サガン鳥栖、大敗にも揺るがない自信。「サッカーの魅力では川崎に負けていない」 (2ページ目)

  • 小宮良之●文 text by Komiya Yoshiyuki
  • 藤田真郷●写真 photo by Fujita Masato

前のめりで斬られる失点

 今シーズンから鳥栖に入ったMF森谷賢太郎は、かつての古巣である川崎との対戦後、そう言って胸を張った。

「パスの出し方や、どこにつけるか、(川崎と比べて)差は感じました。相手が来ているならこっち、という細かいところに川崎はこだわっているし、それは自分たちが足りていないって。ただ、自分たちは誇りをもってサッカーをしているので、越えるべき壁で、下馬評が低かったのも、やってやるという原動力になっていますし、この結果を糧に、もっと大きくなれるように......」

 鳥栖はまだ発展途上と言えるだろう。川崎には歯が立たず、いくつかのポジションで個の力の差を感じさせた。

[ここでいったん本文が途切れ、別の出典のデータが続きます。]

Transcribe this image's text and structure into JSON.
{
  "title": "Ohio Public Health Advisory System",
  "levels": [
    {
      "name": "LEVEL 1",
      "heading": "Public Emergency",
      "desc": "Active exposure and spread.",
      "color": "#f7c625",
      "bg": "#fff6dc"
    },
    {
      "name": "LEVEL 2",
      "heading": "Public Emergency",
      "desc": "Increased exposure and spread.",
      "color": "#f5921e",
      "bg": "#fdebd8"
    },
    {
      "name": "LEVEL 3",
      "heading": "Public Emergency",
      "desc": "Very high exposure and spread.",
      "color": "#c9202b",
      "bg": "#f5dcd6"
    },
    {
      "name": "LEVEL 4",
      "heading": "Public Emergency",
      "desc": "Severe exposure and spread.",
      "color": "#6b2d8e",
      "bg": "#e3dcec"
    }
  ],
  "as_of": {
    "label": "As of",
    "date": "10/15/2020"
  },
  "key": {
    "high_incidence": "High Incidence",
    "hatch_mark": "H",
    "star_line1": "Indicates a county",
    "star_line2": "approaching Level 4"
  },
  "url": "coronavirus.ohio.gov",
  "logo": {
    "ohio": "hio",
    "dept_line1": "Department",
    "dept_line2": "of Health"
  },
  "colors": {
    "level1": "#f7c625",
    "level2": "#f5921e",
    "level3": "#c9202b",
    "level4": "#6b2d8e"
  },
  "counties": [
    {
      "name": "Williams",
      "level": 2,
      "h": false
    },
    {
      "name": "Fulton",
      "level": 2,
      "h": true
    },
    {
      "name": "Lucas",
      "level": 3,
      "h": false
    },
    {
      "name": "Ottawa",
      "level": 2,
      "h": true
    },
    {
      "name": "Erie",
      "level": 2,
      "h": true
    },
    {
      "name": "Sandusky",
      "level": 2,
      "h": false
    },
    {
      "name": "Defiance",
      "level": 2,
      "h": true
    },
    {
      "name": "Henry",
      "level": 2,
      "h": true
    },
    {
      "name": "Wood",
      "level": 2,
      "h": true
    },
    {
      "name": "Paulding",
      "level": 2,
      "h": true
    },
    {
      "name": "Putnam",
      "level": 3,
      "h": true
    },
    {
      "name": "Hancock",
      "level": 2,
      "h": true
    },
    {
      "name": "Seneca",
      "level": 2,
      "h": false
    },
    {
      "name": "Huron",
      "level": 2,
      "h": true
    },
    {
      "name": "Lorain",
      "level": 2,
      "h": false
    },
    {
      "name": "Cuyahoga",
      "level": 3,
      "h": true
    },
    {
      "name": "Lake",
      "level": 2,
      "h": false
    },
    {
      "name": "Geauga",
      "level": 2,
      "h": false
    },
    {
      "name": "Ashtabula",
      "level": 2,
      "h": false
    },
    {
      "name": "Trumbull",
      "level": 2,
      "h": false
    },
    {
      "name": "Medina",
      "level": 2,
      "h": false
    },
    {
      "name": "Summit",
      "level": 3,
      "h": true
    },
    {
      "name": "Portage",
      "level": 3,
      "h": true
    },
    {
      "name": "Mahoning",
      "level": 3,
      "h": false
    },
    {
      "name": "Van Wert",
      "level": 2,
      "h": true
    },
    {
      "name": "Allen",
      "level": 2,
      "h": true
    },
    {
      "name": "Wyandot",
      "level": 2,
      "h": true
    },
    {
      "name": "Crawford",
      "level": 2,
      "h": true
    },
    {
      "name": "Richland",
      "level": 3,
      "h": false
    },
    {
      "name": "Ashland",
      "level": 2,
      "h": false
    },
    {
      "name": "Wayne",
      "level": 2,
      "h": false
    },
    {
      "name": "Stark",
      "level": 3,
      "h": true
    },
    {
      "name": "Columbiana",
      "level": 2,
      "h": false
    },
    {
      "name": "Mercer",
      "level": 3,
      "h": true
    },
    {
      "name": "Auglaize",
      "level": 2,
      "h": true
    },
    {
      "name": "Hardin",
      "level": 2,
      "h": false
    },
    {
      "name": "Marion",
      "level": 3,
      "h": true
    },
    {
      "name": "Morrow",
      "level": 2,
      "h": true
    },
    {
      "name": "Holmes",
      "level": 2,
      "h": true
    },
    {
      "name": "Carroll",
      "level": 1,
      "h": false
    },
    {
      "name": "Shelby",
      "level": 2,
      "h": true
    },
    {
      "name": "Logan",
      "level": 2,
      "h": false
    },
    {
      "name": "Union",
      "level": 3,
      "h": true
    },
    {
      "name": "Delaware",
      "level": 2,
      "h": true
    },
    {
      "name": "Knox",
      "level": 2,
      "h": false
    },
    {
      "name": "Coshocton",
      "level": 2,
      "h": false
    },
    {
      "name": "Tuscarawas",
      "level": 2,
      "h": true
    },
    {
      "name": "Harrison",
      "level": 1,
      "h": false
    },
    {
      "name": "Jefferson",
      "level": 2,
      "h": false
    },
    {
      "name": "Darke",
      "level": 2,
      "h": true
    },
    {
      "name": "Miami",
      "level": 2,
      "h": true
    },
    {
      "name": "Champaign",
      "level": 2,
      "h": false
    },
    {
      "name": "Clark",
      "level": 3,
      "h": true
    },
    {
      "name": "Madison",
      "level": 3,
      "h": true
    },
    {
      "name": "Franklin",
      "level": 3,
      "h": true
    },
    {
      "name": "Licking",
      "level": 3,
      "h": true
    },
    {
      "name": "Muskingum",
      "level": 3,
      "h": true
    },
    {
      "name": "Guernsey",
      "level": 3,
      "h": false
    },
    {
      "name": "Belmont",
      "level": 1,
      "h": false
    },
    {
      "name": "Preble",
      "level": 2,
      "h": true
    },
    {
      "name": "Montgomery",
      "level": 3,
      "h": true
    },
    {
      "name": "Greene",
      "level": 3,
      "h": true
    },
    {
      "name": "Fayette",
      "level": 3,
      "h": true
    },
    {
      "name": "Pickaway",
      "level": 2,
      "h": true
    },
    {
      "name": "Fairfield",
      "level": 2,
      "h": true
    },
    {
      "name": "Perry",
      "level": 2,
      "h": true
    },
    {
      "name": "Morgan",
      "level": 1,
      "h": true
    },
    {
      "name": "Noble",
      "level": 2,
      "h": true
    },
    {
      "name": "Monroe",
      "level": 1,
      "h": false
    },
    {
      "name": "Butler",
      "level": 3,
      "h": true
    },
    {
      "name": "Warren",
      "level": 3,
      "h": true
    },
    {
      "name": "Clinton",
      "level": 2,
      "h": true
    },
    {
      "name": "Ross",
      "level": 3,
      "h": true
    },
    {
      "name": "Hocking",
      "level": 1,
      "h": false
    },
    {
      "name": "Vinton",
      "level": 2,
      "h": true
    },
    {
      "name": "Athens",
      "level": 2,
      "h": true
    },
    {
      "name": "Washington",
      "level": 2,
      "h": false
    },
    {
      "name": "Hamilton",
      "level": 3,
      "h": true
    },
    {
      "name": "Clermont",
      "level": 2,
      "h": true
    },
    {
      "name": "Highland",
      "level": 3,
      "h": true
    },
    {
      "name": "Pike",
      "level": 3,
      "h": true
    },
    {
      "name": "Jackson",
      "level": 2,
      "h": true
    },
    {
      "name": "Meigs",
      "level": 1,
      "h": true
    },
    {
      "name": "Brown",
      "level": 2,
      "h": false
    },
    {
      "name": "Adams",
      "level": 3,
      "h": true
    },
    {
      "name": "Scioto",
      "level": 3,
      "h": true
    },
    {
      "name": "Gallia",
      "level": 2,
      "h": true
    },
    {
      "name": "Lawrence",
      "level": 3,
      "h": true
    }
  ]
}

 たとえば家長昭博のポジションのとり方や単純なボールキープ強度は、Jリーグでは規格外だった。彼が右サイドに張ることで、脇坂泰斗、山根視来などが自由にプレーの渦を作り出した。ひとつのサイドを完全に優勢にすることで、ゲームの大局をも支配していた。先制点も寄せきれないところを出し抜き、中に入るFWのタイプに応じ、利き足ではない右足のクロスで合わせた。

 もっとも、鳥栖は恐れず怯まず、蛮勇すれすれの勇猛果敢さで挑んでいる。失点シーンも、つなごうとしてショートカウンターを食らい、自軍のセットプレー攻撃から高いラインで守ろうとして裏返されるなど、前のめりで斬られる格好だった。Jリーグで1、2を争うGK朴一圭がいなければ、火だるまになっていたかもしれないが。

 川井監督の采配が、明確に「前へ」という矢印を出しているのだ。

 前半途中からサイド(特に左サイド)で劣勢に立っていた。そこで4-2-3-1から3-4-2-1(5-4-1とも言える)に変更、ポジションをとる形で守りを分厚くし、相手の変幻な攻撃に対応した。試合中の修正は的中し、見事な手際だった。ところが後半に入ると、川井監督は守るのではなく、よりボールを握って戦う選手交代で、システムも元に戻したのだ。